Treatment of Escherichia coli K-12 with sub-inhibitory concentrations of antimicrobial agents does not induce RpoSmediated cross-protection to T7 bacteriophage infection

SUMMARY The Rcs-phosphorelay pathway is used by Escherichia coli to express the alternative sigma factor RpoS in response to extracellular stressors. It has been proposed that RpoS may mediate cross-protection from both antibiotics and bacteriophage infection. Here, we hypothesize that, upon pre-treatment with sub-inhibitory antibiotic concentrations, RpoS induction in E. coli can confer additional protection from T7 bacteriophage-mediated lysis. Using Minimum Inhibitory Concentration (MIC) assays, we established the sub-lethal antibiotic concentrations for wild-type (WT), RpoS- and Rcs-deficient strains of E. coli K-12. Then, bacteriophage-mediated lysis assays were conducted in E. coli K-12, pre-treated with sub-inhibitory antibiotic concentrations. However, we observed no significant delay in bacteriophage T7-mediated cell lysis. Further, using the MIC assay method, we also observed that RpoS deletion results in impaired growth in presence of antibiotics, suggesting that this protein is partially responsible for the intrinsic antibiotic resistance mechanisms.
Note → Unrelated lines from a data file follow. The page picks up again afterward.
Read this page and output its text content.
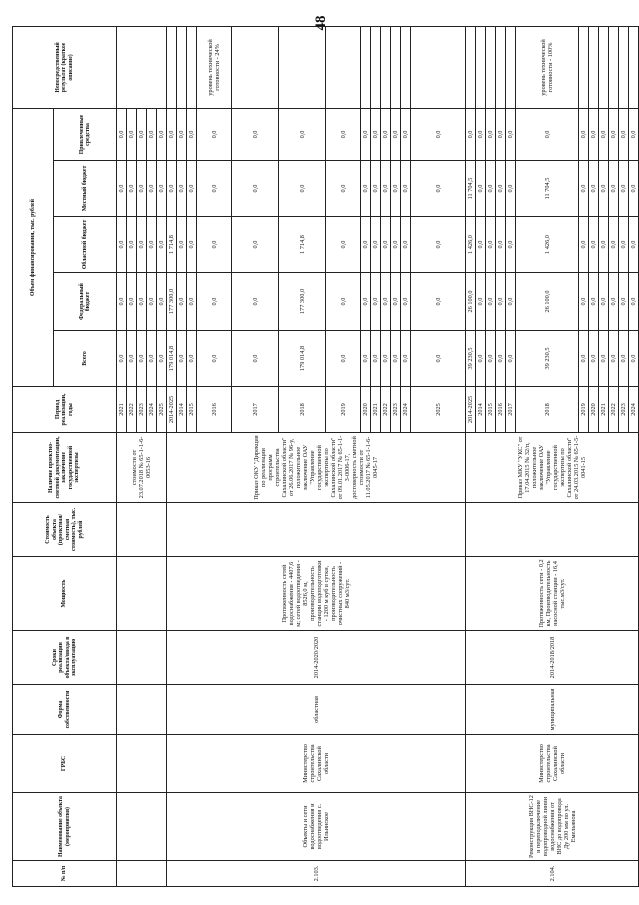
48
№ п/п	Наименование объекта (мероприятия)	ГРБС	Форма собственности	Сроки реализации объекта/ввода в эксплуатацию	Мощность	Стоимость объекта (проектная/сметная стоимость), тыс. рублей	Наличие проектно-сметной документации, заключение государственной экспертизы	Период реализации, годы	Объем финансирования, тыс. рублей					Непосредственный результат (краткое описание)
									Всего	Федеральный бюджет	Областной бюджет	Местный бюджет	Привлеченные средства	
							стоимости от 23.07.2018 № 65-1-1-6-0053-16	2021	0,0	0,0	0,0	0,0	0,0	
								2022	0,0	0,0	0,0	0,0	0,0	
								2023	0,0	0,0	0,0	0,0	0,0	
								2024	0,0	0,0	0,0	0,0	0,0	
								2025	0,0	0,0	0,0	0,0	0,0	
2.103.	Объекты и сети водоснабжения и водоотведения с. Ильинское	Министерство строительства Сахалинской области	областная	2014-2020/2020	Протяженность сетей водоснабжения - 4407,6 м; сетей водоотведения - 8526,0 м, производительность станции водоподготовки - 1200 м куб в сутки, производительность очистных сооружений - 840 м3/сут.		Приказ ОКУ "Дирекция по реализации программ строительства Сахалинской области" от 26.06.2017 № 96-у, положительное заключение ОАУ "Управление государственной экспертизы по Сахалинской области" от 09.01.2017 № 65-1-1-3-0006-17, достоверность сметной стоимости от 11.05.2017 № 65-1-1-6-0045-17	2014-2025	179 014,8	177 300,0	1 714,8	0,0	0,0	
								2014	0,0	0,0	0,0	0,0	0,0	
								2015	0,0	0,0	0,0	0,0	0,0	
								2016	0,0	0,0	0,0	0,0	0,0	уровень технической готовности - 24%
								2017	0,0	0,0	0,0	0,0	0,0	
								2018	179 014,8	177 300,0	1 714,8	0,0	0,0	
								2019	0,0	0,0	0,0	0,0	0,0	
								2020	0,0	0,0	0,0	0,0	0,0	
								2021	0,0	0,0	0,0	0,0	0,0	
								2022	0,0	0,0	0,0	0,0	0,0	
								2023	0,0	0,0	0,0	0,0	0,0	
								2024	0,0	0,0	0,0	0,0	0,0	
								2025	0,0	0,0	0,0	0,0	0,0	
2.104.	Реконструкция ВНС-12 и переподключение водопроводной линии водоснабжения от ВНС до водопровода Ду 200 мм по ул. Емельянова	Министерство строительства Сахалинской области	муниципальная	2014-2018/2018	Протяженность сети - 0,2 км, Производительность насосной станции - 16,4 тыс.м3/сут.		Приказ МКУ "УКС" от 17.04.2015 № 32/п, положительное заключение ОАУ "Управление государственной экспертизы по Сахалинской области" от 24.03.2015 № 65-1-5-0041-15	2014-2025	39 230,5	26 100,0	1 426,0	11 704,5	0,0	
								2014	0,0	0,0	0,0	0,0	0,0	
								2015	0,0	0,0	0,0	0,0	0,0	
								2016	0,0	0,0	0,0	0,0	0,0	
								2017	0,0	0,0	0,0	0,0	0,0	
								2018	39 230,5	26 100,0	1 426,0	11 704,5	0,0	уровень технической готовности - 100%
								2019	0,0	0,0	0,0	0,0	0,0	
								2020	0,0	0,0	0,0	0,0	0,0	
								2021	0,0	0,0	0,0	0,0	0,0	
								2022	0,0	0,0	0,0	0,0	0,0	
								2023	0,0	0,0	0,0	0,0	0,0	
								2024	0,0	0,0	0,0	0,0	0,0	
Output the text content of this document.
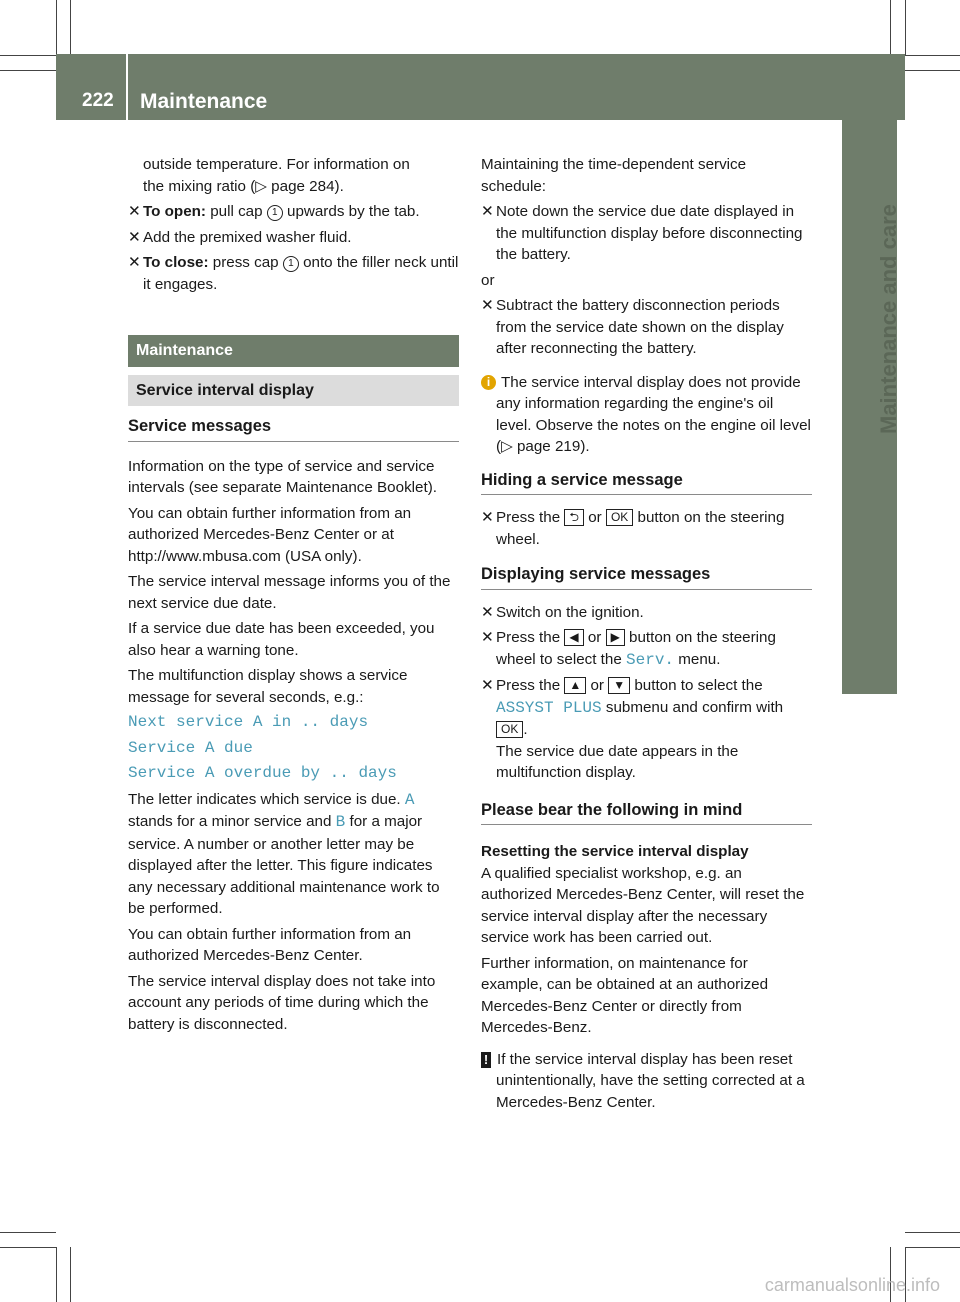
222 Maintenance
Maintenance and care

outside temperature. For information on
the mixing ratio (▷ page 284).

✕ To open: pull cap 1 upwards by the tab.
✕ Add the premixed washer fluid.
✕ To close: press cap 1 onto the filler neck until it engages.
Maintenance
Service interval display
Service messages

Information on the type of service and service intervals (see separate Maintenance Booklet).

You can obtain further information from an authorized Mercedes-Benz Center or at http://www.mbusa.com (USA only).

The service interval message informs you of the next service due date.

If a service due date has been exceeded, you also hear a warning tone.

The multifunction display shows a service message for several seconds, e.g.:

Next service A in .. days

Service A due

Service A overdue by .. days

The letter indicates which service is due. A stands for a minor service and B for a major service. A number or another letter may be displayed after the letter. This figure indicates any necessary additional maintenance work to be performed.

You can obtain further information from an authorized Mercedes-Benz Center.

The service interval display does not take into account any periods of time during which the battery is disconnected.

Maintaining the time-dependent service schedule:

✕ Note down the service due date displayed in the multifunction display before disconnecting the battery.

or

✕ Subtract the battery disconnection periods from the service date shown on the display after reconnecting the battery.

i The service interval display does not provide any information regarding the engine's oil level. Observe the notes on the engine oil level (▷ page 219).

Hiding a service message
✕ Press the ⮌ or OK button on the steering wheel.
Displaying service messages
✕ Switch on the ignition.
✕ Press the ◀ or ▶ button on the steering wheel to select the Serv. menu.
✕ Press the ▲ or ▼ button to select the ASSYST PLUS submenu and confirm with OK .
The service due date appears in the multifunction display.
Please bear the following in mind

Resetting the service interval display

A qualified specialist workshop, e.g. an authorized Mercedes-Benz Center, will reset the service interval display after the necessary service work has been carried out.

Further information, on maintenance for example, can be obtained at an authorized Mercedes-Benz Center or directly from Mercedes-Benz.

! If the service interval display has been reset unintentionally, have the setting corrected at a Mercedes-Benz Center.

carmanualsonline.info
Additionally, we found that prolonged treatment with beta-lactam antibiotics restored cell growth, indicating utilization of beta-lactam-specific resistance mechanisms by E. coli K-12. Altogether, our findings suggest that while RpoS is partially responsible for intrinsic resistance to antibiotics in E. coli K-12, defence pathways regulated by this protein are not required to induce cross-protection from bacteriophage-mediated cell lysis.